Climate change researchers should focus more attention on the impact of climate change during the next 5 years if they want to convert skeptics over to their agenda of greenhouse gas mediation. In order to capture the attention of skeptics and the undecided it needs to be shown that there is an immediacy to the impact of pumping billions of metric tons of greenhouse gases into the atmosphere. Gaining credibility for long term forecasts requires being able to demonstrate a capability to make accurate medium range forecasts.

While predicting moderate impacts due to climate change occurring during the next five years does not offer the opportunity for producing attention grabbing headlines in the manner that long term catastrophic forecasts do, they do offer a better opportunity for changing opinions.

So what sort of 5 year predictions should climate researchers be making? Here are some examples:
  1. rise in sea level
  2. reduction in arctic sea ice extent
  3. number of hurricanes hitting the U.S.
  4. increase in price of wheat due to extreme weather
  5. increase in the price of rice due to extreme weather
  6. increase in cost of property insurance
  7. number of acres burned by forest fires
  8. increase in pH of the ocean
Predicting global surface temperature should probably be ignored for a couple of reasons: 1)  the variability of  weather gives the expected global surface temperature five years out (2018) a randomness that probably makes it too challenging to accurately predict; and 2) attention should be focused on "climate change", not "global warming".  ("Global warming" still gets more searches than "climate change" according to Google - last month the ratio was 2.2 million searches versus 1.8 million, respectively).
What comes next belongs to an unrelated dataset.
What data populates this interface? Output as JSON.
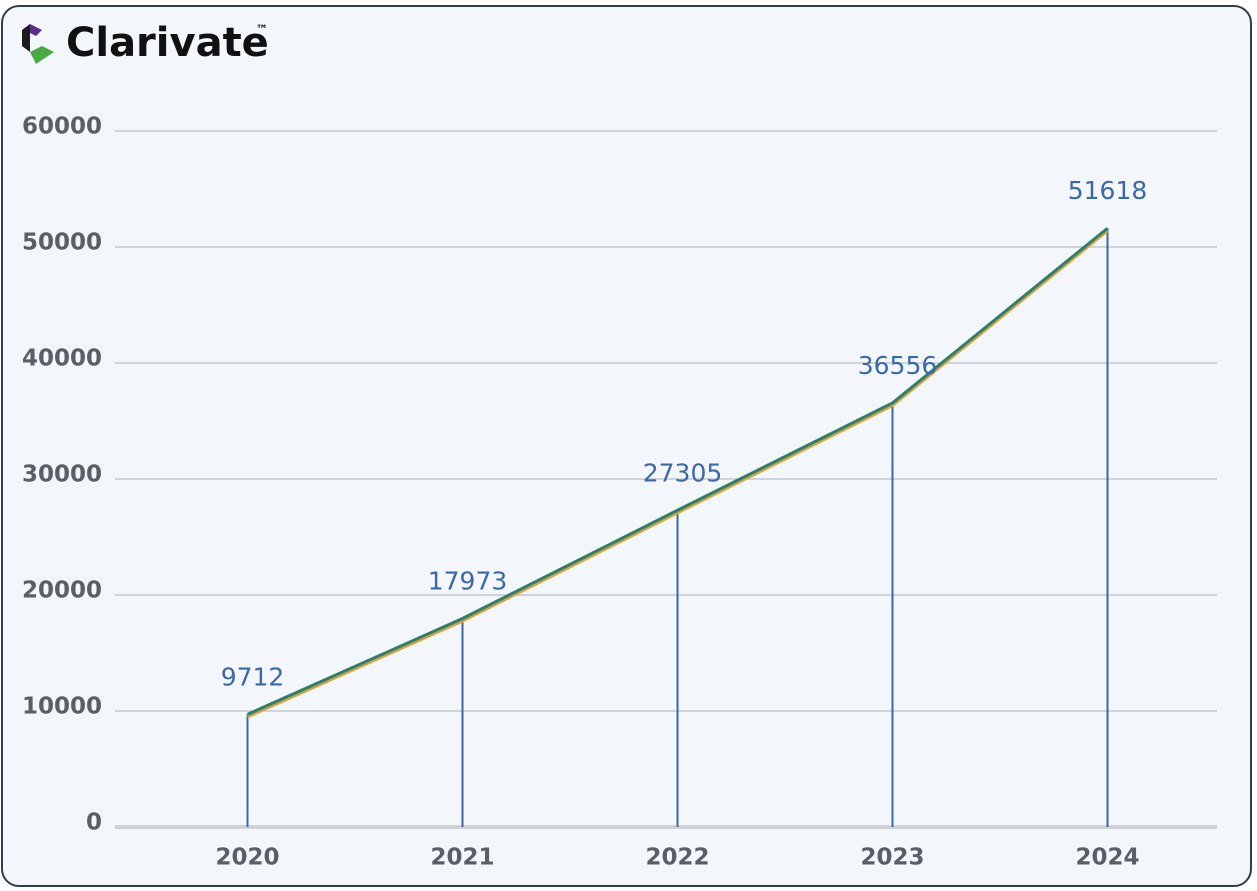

While there is a downside to getting short term predictions wrong, as pointed out in a post by Roger Pielke, Jr., the upside is that getting predictions right offer the opportunity for a researcher to gain minor celebrity status. Maybe it is not a good analogy, but recall how much fame some psychics have gotten from making highly specific predictions that turned out to be accurate, regardless of their overall batting average. Accurate medium term climate change predictions offer a much greater opportunity to win over skeptics than do impossible to verify catastrophic long term predictions.